Impor Selandia Baru turun menjadi US$6,7 miliar pada April, dari US$7,25 miliar pada periode sebelumnya.
Ini berarti turun US$0,55 miliar dibandingkan angka sebelumnya.
Penurunan Impor Mengindikasikan Permintaan Melambat
Penurunan impor April menjadi US$6,7 miliar menjadi sinyal kuat bahwa permintaan dalam negeri Selandia Baru sedang melambat. Angka ini, turun dari US$7,25 miliar, menunjukkan konsumen dan pelaku usaha mengurangi belanja. Ini bisa dilihat sebagai indikator awal yang sering mendahului pelemahan ekonomi secara lebih luas.
Perlambatan ini sejalan dengan data terbaru lain, seperti pertumbuhan PDB (Produk Domestik Bruto/GDP, total nilai barang dan jasa yang dihasilkan suatu negara) kuartal IV 2025 yang nyaris datar di 0,1%. Jika impor terus menyusut, itu biasanya menegaskan ekonomi mendingin lebih cepat dari perkiraan. Kondisi ini meningkatkan peluang resesi teknikal pada 2026 (resesi teknikal umumnya berarti ekonomi mengalami kontraksi dua kuartal berturut-turut).
Permintaan yang melemah juga menekan inflasi (disinflasi, yaitu laju inflasi melambat), meski inflasi kuartal I 2026 masih tinggi di 3,8%. Bank sentral Selandia Baru, Reserve Bank of New Zealand (RBNZ), sudah menahan Official Cash Rate (OCR, suku bunga acuan) di level ketat 5,5% selama lebih dari setahun. Data ini memberi alasan bagi RBNZ untuk bergeser ke sikap lebih “dovish” (cenderung mendukung penurunan suku bunga untuk mendorong ekonomi) dalam pernyataan berikutnya.
Kenaikan suku bunga yang agresif sepanjang 2023–2024 memang ditujukan untuk menahan permintaan domestik. Pelemahan impor saat ini menunjukkan kebijakan ketat tersebut mulai memberi dampak penuh pada ekonomi. Ini memperkuat kemungkinan langkah RBNZ berikutnya adalah pemangkasan suku bunga, bukan kenaikan lagi.
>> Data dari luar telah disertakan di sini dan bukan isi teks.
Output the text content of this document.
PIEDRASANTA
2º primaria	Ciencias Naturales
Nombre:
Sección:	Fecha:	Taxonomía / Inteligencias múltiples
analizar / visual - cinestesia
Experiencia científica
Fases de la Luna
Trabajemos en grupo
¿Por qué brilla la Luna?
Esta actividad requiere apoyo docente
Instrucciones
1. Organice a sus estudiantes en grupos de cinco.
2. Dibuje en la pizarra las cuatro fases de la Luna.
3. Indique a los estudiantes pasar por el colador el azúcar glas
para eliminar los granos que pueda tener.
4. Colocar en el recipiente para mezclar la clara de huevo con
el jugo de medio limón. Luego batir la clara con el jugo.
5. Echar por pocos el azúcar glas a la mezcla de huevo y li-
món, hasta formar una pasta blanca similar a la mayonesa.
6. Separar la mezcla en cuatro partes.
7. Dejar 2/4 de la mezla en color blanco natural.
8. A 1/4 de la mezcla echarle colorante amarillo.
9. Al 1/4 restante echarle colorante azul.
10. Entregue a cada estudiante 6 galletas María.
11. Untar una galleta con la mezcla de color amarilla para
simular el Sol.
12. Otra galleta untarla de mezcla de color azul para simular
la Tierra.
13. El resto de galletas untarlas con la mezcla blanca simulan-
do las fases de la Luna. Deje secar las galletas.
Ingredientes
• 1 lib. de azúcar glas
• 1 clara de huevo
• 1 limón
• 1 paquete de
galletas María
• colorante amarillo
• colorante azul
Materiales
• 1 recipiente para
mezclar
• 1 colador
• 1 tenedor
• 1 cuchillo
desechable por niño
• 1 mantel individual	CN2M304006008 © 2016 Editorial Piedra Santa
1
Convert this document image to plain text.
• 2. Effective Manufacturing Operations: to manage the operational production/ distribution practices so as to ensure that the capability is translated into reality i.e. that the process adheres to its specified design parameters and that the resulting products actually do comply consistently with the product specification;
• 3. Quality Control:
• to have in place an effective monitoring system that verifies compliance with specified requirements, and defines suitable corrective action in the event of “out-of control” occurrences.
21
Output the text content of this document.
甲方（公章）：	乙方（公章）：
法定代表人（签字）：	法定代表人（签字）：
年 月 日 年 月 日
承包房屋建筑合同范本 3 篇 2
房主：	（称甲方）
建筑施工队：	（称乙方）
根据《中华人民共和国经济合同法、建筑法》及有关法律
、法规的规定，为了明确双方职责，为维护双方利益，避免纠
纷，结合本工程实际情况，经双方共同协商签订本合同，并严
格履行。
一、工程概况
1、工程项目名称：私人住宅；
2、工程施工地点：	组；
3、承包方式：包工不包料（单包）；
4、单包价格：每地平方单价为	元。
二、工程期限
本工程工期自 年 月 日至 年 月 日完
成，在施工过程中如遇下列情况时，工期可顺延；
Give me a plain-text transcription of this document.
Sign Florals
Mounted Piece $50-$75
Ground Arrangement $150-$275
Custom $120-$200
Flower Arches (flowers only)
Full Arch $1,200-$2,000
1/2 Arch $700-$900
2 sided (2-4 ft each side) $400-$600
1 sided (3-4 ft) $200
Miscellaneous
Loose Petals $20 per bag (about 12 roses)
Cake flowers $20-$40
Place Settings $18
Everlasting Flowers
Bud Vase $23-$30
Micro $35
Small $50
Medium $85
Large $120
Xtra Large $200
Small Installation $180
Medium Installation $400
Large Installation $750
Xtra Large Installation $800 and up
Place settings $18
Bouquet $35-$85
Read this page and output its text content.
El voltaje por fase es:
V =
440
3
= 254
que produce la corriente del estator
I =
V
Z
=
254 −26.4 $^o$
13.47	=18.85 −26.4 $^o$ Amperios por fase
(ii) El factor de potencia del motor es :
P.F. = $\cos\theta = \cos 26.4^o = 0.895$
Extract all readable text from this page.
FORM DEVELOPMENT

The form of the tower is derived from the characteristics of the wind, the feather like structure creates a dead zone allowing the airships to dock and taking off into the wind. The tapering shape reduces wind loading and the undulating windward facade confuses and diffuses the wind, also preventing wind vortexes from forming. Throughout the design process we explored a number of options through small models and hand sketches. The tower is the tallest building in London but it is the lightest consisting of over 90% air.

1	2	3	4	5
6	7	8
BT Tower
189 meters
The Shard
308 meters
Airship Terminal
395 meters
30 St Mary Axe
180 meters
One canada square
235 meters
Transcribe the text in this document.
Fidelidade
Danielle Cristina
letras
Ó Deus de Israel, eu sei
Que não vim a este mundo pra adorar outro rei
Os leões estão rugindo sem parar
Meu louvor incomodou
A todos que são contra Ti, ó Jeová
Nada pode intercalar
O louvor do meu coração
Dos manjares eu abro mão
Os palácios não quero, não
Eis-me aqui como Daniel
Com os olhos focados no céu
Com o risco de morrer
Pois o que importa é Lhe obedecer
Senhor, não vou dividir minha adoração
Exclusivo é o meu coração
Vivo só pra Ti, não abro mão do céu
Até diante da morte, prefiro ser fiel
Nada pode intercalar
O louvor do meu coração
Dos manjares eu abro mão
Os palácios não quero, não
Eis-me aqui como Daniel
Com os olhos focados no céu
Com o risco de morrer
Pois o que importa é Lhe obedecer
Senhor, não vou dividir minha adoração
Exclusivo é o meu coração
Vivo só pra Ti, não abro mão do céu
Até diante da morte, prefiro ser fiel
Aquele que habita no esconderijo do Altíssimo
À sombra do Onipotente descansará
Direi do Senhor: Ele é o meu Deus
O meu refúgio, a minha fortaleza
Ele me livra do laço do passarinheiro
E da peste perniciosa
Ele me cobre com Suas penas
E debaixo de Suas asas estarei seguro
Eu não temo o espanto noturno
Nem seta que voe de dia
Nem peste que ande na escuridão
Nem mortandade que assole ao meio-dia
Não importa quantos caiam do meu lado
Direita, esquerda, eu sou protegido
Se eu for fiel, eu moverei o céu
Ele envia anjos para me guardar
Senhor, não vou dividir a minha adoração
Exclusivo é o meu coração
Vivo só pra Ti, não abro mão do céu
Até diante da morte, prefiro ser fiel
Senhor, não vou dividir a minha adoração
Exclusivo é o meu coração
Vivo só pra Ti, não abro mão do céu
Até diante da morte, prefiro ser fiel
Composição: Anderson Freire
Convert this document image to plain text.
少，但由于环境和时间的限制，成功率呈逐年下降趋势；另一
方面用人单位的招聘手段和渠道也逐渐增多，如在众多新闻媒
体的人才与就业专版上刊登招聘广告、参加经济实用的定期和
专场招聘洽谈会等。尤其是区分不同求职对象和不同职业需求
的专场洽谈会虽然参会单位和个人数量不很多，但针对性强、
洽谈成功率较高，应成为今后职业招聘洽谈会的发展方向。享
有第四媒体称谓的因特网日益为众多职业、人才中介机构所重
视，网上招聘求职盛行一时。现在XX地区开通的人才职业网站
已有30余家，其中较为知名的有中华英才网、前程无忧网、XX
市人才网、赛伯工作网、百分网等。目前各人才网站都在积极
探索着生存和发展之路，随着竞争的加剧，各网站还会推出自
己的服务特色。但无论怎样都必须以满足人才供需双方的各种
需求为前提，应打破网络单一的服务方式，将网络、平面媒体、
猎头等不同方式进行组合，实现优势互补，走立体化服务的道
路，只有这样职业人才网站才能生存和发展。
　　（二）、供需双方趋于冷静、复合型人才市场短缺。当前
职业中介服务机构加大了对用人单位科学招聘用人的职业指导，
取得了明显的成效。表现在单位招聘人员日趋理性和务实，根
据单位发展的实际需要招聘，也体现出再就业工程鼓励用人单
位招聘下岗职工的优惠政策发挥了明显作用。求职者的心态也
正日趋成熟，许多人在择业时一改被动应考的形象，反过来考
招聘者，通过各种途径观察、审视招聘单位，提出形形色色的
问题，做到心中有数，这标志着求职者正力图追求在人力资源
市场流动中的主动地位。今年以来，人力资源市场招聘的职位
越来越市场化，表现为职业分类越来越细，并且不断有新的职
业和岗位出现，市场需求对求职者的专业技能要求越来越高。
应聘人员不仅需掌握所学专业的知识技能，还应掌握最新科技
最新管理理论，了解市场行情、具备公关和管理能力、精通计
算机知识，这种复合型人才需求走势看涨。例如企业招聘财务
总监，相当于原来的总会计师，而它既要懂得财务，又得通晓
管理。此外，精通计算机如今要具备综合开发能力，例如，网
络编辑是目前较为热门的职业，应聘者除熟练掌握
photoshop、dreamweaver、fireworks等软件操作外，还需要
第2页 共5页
Karena itu, strategi yang dipertimbangkan adalah bersiap menghadapi dolar Selandia Baru (NZD) yang melemah dalam beberapa pekan ke depan. Trader dapat mempertimbangkan membeli opsi put NZD (hak untuk menjual NZD pada harga tertentu, biasanya digunakan untuk mendapat untung atau lindung nilai ketika mata uang melemah) atau membangun posisi short pada kontrak berjangka (futures, perjanjian jual/beli pada harga tertentu untuk tanggal mendatang) NZD/USD. Pasar terlihat belum sepenuhnya memasukkan peluang pemangkasan suku bunga RBNZ sebelum akhir tahun.
Ide Strategi Posisi Valas
Strategi lain yang lebih spesifik adalah membuka posisi long pada pasangan AUD/NZD (posisi long berarti bertaruh AUD menguat relatif terhadap NZD). Ekonomi Australia terlihat sedikit lebih tahan, sehingga kebijakan kedua bank sentral bisa bergerak berbeda arah (divergensi kebijakan). Transaksi ini fokus pada pandangan bahwa ekonomi Selandia Baru berkinerja lebih lemah dibanding Australia.